Junior year, it became fascinating. Rabbi Heschel, as the Judaic Studies teachers explained, wasn’t quite the traditional clergyman who addressed his congregation from a podium. Instead, he headed the Jewish Theological Seminary up by Riverside Drive and wrote revelatory books.

“Radical Amazement”

While Heschel is perhaps most famous for his slim title, “The Sabbath,” it is his longer work, “Man Is Not Alone: A Philosophy of Religion,” that renders him a genius of the everyday. The concept of being in the present moment appears seemingly everywhere these days, even in commercials for shampoo, but Heschel perhaps presaged it with his coinage in the book of the term, “radical amazement.”

It is essentially the idea that daily life is not humdrum and painful but rather awesome and near sacred, that profundity lies within the mundane. The skeptic may challenge that Heschel was idealistic or even naïve, the world beset by tragedy as it is. As the Heschel faculty countered, however, the opposite was true; Heschel knew life’s darkness very well but dug deeper and championed its wonder.

Still, as a questioning sixteen-year-old, I didn’t fully buy this, didn’t completely absorb the ideas of my school’s namesake. Heschel was definitely humanistic but he was also heady. Besides, there was stuff going on inside my own head.

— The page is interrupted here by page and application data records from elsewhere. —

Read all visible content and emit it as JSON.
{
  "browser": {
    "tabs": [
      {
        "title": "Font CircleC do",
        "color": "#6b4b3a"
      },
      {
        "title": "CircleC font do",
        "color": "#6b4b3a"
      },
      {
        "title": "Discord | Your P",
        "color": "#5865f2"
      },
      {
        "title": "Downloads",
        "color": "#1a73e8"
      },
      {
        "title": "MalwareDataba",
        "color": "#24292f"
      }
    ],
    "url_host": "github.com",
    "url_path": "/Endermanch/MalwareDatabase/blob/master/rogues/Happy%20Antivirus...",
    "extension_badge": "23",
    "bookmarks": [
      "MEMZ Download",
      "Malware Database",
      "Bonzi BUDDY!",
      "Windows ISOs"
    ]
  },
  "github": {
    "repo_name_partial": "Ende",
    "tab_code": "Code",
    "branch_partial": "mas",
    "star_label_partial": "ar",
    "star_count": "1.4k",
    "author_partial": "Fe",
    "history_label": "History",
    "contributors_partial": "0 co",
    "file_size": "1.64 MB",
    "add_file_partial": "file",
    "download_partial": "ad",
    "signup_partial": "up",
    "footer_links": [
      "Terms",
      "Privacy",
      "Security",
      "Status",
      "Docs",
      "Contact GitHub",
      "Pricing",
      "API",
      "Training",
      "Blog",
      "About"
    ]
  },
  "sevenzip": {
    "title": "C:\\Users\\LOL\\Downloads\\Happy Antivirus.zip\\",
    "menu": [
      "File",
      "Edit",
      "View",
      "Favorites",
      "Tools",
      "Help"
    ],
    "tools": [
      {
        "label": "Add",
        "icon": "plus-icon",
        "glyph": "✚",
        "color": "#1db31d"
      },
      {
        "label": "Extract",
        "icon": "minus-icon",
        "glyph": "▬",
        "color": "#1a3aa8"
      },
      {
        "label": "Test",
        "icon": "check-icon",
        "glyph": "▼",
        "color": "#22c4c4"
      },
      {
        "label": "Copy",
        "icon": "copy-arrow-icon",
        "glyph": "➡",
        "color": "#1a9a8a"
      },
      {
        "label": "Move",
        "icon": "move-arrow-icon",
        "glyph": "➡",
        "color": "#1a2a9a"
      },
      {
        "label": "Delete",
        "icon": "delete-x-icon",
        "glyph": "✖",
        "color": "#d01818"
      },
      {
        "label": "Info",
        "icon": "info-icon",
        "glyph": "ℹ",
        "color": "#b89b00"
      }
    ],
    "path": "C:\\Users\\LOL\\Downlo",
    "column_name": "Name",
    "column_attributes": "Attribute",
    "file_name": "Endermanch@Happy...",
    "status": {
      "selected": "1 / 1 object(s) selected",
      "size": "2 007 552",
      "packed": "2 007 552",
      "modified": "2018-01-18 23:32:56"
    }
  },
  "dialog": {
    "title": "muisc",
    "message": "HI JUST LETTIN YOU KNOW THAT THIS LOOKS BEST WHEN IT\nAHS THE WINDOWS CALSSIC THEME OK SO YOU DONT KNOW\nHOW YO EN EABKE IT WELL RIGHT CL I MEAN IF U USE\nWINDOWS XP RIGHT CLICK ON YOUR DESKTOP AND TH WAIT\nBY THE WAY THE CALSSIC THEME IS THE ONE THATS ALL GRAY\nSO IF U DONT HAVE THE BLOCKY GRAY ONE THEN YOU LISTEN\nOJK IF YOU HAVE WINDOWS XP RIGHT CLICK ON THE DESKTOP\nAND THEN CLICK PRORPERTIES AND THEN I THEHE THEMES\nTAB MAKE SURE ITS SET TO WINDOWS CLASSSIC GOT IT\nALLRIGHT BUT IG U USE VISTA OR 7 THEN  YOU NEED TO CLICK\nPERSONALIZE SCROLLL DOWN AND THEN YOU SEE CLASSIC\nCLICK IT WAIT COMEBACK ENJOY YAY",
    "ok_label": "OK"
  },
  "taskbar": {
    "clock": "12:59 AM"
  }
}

Around November of my junior year, I began to crumble. I started feeling strange: nervous all of a sudden, shaky, distracted, off. While before I enjoyed class and could focus for the full hour, now I couldn’t and felt like my brain was on fire. Stepping out for a bathroom break, I’d run to the water fountain and find myself taking six or seven sips of water, racing to rinse my teeth of any food that may be stuck there. On a walk one weekend with my older brother, I dropped a water bottle on the street and couldn’t help feeling filthy when I picked it up. While my brother scoffed, I trembled, the invisibility of my distress becoming sadness.

Rabbi Heschel was obviously a brilliant man, his phrases adorning the walls of the school named after him, but maybe even he wouldn’t know what was happening to me, wouldn’t know how to make the pain go away. Radical amazement, beauty, bliss: they didn’t exist. Only this strange turmoil.

About a month later, in December 2008, after a conference of doctors and parents in a Sutton Place doctor’s office, it came out: I had Obsessive-Compulsive Disorder. OCD. I shrunk in my chair, my parents panicking on the couch across from me. A chorus of questions: what does this mean? What can we do? Is he going to be okay?

As senior year arrived, the pressure to graduate mounting, I felt torn, as if I was split in two: my anxiety on one side and my vigor on the other. I wanted to be like Heschel and smell the flowers. While I struggled almost every day that year, barely graduating, I witnessed magic, too: my brother driving me to my first date, a rocker singing electric in the rain, my teachers clapping in the stands at my graduation ceremony.

Today, as I ride in a taxi past Heschel, the latest news of the pandemic playing on the radio, I know the ennui inside that school and the other thousands throughout the city. But the kids will be alright. They will stand majestic.